Maureen Paula O’Sullivan was born on May 17, 1911 in County Roscommon, Ireland, to Evangeline “Mary Eva” Lovatt (Frazer) and Charles Joseph O’Sullivan, an officer in the Connaught Rangers. She was of Irish, English, and Scottish descent. The future mother of Mia Farrow was educated in private Catholic girls schools in London, Dublin, and Paris. Maureen was a classmate of Vivien Leigh, another actress destined for screen immortality. Even as a schoolgirl, Maureen desired an acting career; she studied hard and read widely. When the opportunity to be an actress came along, it almost dropped in her lap. The director Frank Borzage was in Dublin filming Song o’ My Heart (1930) when Maureen, then 18, met him. Borzage suggested a screen test, which she took. The results were more than favorable, as she won the part of Eileen O’Brien. The part was a substantial one, so much so that Maureen went on to Hollywood to complete the filming.
Once in sunny California, Maureen wasted no time landing roles in other films such as Just Imagine (1930), The Princess and the Plumber (1930), and So This Is London (1930). She was perhaps MGM’s most popular ingenue throughout the 1930s in a number of non-Tarzan vehicles. Maureen was on a roll that her contemporaries could only have wished for when they were coming up through the ranks. In 1932, Maureen was teamed up with Olympic medal winner Johnny Weissmuller for the first time in Tarzan the Ape Man (1932). Five other Tarzan films followed, the last being Tarzan’s New York Adventure (1942). The Tarzan epics rank as one of the most memorable series ever made. Most people agree that those movies would not have been successful had it not been for the fine acting talents, not to mention beauty, of Maureen O’Sullivan.

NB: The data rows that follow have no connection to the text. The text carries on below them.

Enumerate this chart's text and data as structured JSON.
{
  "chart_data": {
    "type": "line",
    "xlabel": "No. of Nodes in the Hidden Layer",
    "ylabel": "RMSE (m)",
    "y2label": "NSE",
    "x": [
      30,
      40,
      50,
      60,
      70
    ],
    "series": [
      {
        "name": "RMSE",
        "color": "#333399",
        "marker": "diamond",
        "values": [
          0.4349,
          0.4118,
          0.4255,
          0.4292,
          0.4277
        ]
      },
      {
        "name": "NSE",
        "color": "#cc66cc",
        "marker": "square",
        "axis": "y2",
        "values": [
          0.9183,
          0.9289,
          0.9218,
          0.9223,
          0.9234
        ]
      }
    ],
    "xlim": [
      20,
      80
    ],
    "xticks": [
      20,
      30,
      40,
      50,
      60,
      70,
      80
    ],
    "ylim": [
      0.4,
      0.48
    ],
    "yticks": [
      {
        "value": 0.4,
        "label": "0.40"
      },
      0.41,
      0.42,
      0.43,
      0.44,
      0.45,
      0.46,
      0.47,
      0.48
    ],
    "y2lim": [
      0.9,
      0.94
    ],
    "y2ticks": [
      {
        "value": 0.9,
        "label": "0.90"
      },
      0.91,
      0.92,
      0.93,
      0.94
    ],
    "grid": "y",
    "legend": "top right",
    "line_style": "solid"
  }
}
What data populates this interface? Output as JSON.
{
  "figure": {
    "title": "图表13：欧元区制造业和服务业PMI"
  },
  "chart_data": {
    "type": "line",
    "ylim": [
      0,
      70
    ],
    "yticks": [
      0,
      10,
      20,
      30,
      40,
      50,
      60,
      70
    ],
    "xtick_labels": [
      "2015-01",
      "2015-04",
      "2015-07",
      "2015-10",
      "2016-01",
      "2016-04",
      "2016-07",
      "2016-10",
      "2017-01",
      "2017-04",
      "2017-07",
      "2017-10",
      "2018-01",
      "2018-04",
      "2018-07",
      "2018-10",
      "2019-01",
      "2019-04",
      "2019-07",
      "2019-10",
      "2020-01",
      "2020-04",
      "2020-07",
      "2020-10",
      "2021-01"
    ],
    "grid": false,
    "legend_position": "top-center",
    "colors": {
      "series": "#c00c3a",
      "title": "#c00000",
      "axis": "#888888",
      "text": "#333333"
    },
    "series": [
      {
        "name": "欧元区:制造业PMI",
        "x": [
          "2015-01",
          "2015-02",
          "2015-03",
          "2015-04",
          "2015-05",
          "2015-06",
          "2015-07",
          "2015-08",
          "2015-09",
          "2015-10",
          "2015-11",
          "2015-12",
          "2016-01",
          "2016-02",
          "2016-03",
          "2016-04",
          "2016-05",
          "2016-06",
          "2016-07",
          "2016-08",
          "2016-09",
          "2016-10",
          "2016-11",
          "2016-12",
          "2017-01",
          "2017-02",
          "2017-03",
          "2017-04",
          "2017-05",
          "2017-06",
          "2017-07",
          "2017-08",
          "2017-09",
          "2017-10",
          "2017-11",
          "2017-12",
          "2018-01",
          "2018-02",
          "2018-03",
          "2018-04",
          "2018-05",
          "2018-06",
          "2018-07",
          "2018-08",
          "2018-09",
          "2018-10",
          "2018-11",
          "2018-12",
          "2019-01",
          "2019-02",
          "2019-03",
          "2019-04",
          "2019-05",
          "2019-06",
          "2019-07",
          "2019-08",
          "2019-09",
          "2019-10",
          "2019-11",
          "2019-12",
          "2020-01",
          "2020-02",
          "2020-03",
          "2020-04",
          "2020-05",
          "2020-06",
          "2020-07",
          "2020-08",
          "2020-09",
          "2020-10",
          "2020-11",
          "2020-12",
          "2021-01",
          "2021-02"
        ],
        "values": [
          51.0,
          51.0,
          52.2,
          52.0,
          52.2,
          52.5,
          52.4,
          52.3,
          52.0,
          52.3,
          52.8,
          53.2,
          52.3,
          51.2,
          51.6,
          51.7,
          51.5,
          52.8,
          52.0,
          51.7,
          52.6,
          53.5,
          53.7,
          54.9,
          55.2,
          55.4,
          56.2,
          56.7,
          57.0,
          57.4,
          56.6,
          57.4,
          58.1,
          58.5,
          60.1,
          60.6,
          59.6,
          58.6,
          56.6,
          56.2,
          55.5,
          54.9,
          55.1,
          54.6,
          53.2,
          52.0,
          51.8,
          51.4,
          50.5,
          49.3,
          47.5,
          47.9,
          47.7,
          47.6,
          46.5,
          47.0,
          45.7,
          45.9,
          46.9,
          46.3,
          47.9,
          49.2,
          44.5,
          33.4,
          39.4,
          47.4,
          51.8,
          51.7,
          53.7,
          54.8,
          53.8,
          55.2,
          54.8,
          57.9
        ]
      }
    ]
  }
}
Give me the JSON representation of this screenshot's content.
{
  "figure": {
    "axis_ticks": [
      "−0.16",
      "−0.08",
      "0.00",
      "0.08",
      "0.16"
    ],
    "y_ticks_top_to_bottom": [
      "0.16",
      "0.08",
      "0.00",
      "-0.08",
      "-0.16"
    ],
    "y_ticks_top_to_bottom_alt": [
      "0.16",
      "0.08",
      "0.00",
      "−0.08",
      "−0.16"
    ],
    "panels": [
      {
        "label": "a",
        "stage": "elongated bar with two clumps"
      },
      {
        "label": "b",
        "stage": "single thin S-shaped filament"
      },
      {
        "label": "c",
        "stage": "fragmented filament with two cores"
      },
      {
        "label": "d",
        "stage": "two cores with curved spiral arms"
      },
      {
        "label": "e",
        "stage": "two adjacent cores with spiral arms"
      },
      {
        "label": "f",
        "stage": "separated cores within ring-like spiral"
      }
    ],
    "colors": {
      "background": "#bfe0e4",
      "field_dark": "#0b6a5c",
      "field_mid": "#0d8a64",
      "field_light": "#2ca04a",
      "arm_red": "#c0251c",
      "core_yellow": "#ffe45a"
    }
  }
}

But she was more than Jane Parker in the Tarzan films; she had great roles and played beautifully in films such as The Flame Within (1935), David Copperfield (1935), and Anna Karenina (1935). She turned in yet another fine performance in Pride and Prejudice (1940). After the 1940s, Maureen made far fewer films, not because she lost popularity but by choice.
It isn’t always easy to walk away from a lucrative career, but she did because she wanted to devote more time to her husband, John Farrow, an Australian writer, and their seven children: Michael, Patrick, Maria (Mia Farrow), John, Prudence, Theresa (Tisa Farrow), and Stephanie Farrow. The couple were married from 1936 until his death in 1963. After her last Tarzan she asked for release from her contract to care for her husband, who had just left the Navy with typhoid.
She did not, however, retire completely; Maureen still found time to make occasional movies, television and stage appearances, and operate a bridal consulting service (Wediquette International).. Later movie patrons remember her as Elizabeth Alvorg in the hit film Peggy Sue Got Married (1986). Her final silver screen appearance was in The River Pirates (1988). Some TV movies followed, but only until 1996. She maintained homes in New Hampshire and Arizona, and it was in Scottsdale that Maureen died on June 23, 1998, of a heart attack. She was 87 years old.